I’m a pastor so I’m always thinking about the next Sunday. Already this week we’re looking at the first Sunday in Advent. “Advent” means something is approaching; something is about to show up — God’s next new thing.

In the Church the season of Advent climaxes with the arrival of Baby Jesus at Christmas. This yearly story tells us that God shows up in ways that seem strange to us. During Advent we think about things coming at us in our lives and in our world. Some are expected (old age, retirement), some not (pregnancy, injury). Some are welcome and some aren’t but ready or not, here they come, so “get ready” is the theme of Advent.

The arrival of God’s new thing should be good news. Yet often in the Bible when God’s messengers (angels) announce the arrival of God’s new thing, people go all pale and look for somewhere to hide. The angel’s first words are usually “fear not!” (Modern translation: “Chill dude, it’s gonna be ok.”) God’s new thing is often so contrary to our way of thinking that it scares the sauce right out of us.

Recently the forecasts about Earth’s climate changing, seas rising, masses migrating, species extincting (did I write “extincting?!”) have been scaring the sauce out of me. I used to feel ready for anything, but what does baby Jesus have in common with intensifying hurricanes, wildfires and floods?
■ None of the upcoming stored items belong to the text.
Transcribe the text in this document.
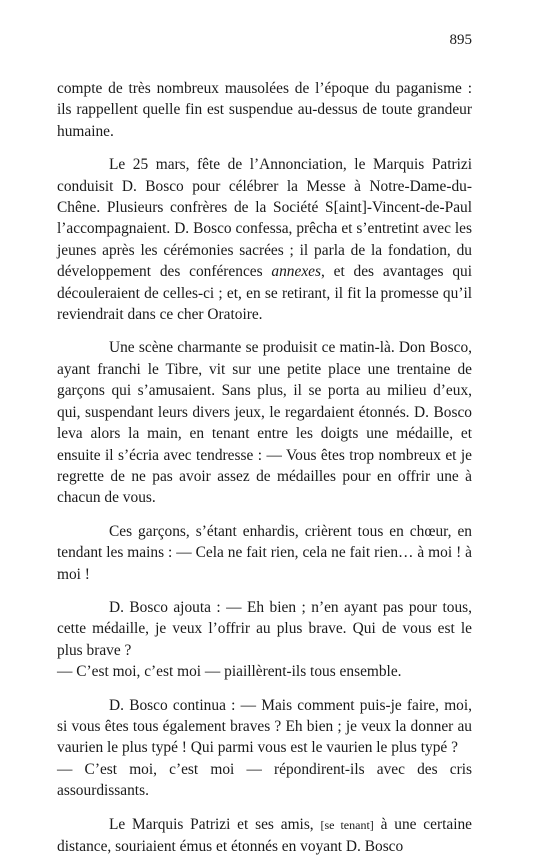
895

compte de très nombreux mausolées de l’époque du paganisme : ils rappellent quelle fin est suspendue au-dessus de toute grandeur humaine.

Le 25 mars, fête de l’Annonciation, le Marquis Patrizi conduisit D. Bosco pour célébrer la Messe à Notre-Dame-du-Chêne. Plusieurs confrères de la Société S[aint]-Vincent-de-Paul l’accompagnaient. D. Bosco confessa, prêcha et s’entretint avec les jeunes après les cérémonies sacrées ; il parla de la fondation, du développement des conférences annexes, et des avantages qui découleraient de celles-ci ; et, en se retirant, il fit la promesse qu’il reviendrait dans ce cher Oratoire.

Une scène charmante se produisit ce matin-là. Don Bosco, ayant franchi le Tibre, vit sur une petite place une trentaine de garçons qui s’amusaient. Sans plus, il se porta au milieu d’eux, qui, suspendant leurs divers jeux, le regardaient étonnés. D. Bosco leva alors la main, en tenant entre les doigts une médaille, et ensuite il s’écria avec tendresse : — Vous êtes trop nombreux et je regrette de ne pas avoir assez de médailles pour en offrir une à chacun de vous.

Ces garçons, s’étant enhardis, crièrent tous en chœur, en tendant les mains : — Cela ne fait rien, cela ne fait rien… à moi ! à moi !

D. Bosco ajouta : — Eh bien ; n’en ayant pas pour tous, cette médaille, je veux l’offrir au plus brave. Qui de vous est le plus brave ?

— C’est moi, c’est moi — piaillèrent-ils tous ensemble.

D. Bosco continua : — Mais comment puis-je faire, moi, si vous êtes tous également braves ? Eh bien ; je veux la donner au vaurien le plus typé ! Qui parmi vous est le vaurien le plus typé ?

— C’est moi, c’est moi — répondirent-ils avec des cris assourdissants.

Le Marquis Patrizi et ses amis, [se tenant] à une certaine distance, souriaient émus et étonnés en voyant D. Bosco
What “good news” could there possibly be in any of this?

John F. Kennedy once said, “The Chinese use two brush strokes to write the word ‘crisis.’ One brush stroke stands for danger; the other for opportunity.” He was mistaken about the Chinese word, but his thought was a good one. The very worst effects of the approaching ecological disaster are still only approaching. This means the world still has an opportunity to learn and work together to create a more sustainable and more livable future.

The natural world will survive rapid climate change. Ecosystems will eventually recover and evolution would continue in the absence of human beings. But how sad for us! The opportunity before us is to act to preserve ourselves, by shifting to better ways of fueling and organizing Earth’s human community. We must learn to live more harmoniously with nature, and more justly with one another.

The Eau Claire City Council just voted to urge Congress to adopt a national policy of “carbon fee and dividend.” This would drive up the cost of fossil fuels including gasoline and heating fuel, but the costs would be offset by dividends paid to those who can least afford those rising prices. This is a market-based way to shift production of fuels toward more sustainable sources. It’s gaining bipartisan support as a recognized “win-win” solution to both economic and environmental challenges. Lutherans have a slogan: “God’s work; our hands.” As human beings we participate in the arrival of God’s new thing.

As changes to Earth’s climate accumulate and environmental crises deepen, more people are seeing not only the wisdom, but also the necessity of working together across political and national divides. Successfully addressing climate change caused by overuse of fossil fuels will require everyone’s participation. Shifting to sustainable energy sources will stimulate economies and create jobs. Are we on the verge of an international social, economic and spiritual revolution? Could this be the approach of “God’s new thing?”

Something is happening worldwide that is not dependent upon leaders of governments. The tumult caused by rapid change is frightening. Yet it can lead to the most hopeful opportunity the world has seen in a long, long time. Jesus’ words, “stand up and raise your heads” means don’t give in to fear or despair. If we don’t lose faith, one of the most hopeful seasons in human history may be just around the corner.

The Rev. Dean W. Simpson is a pastor at Grace Lutheran Church, Eau Claire.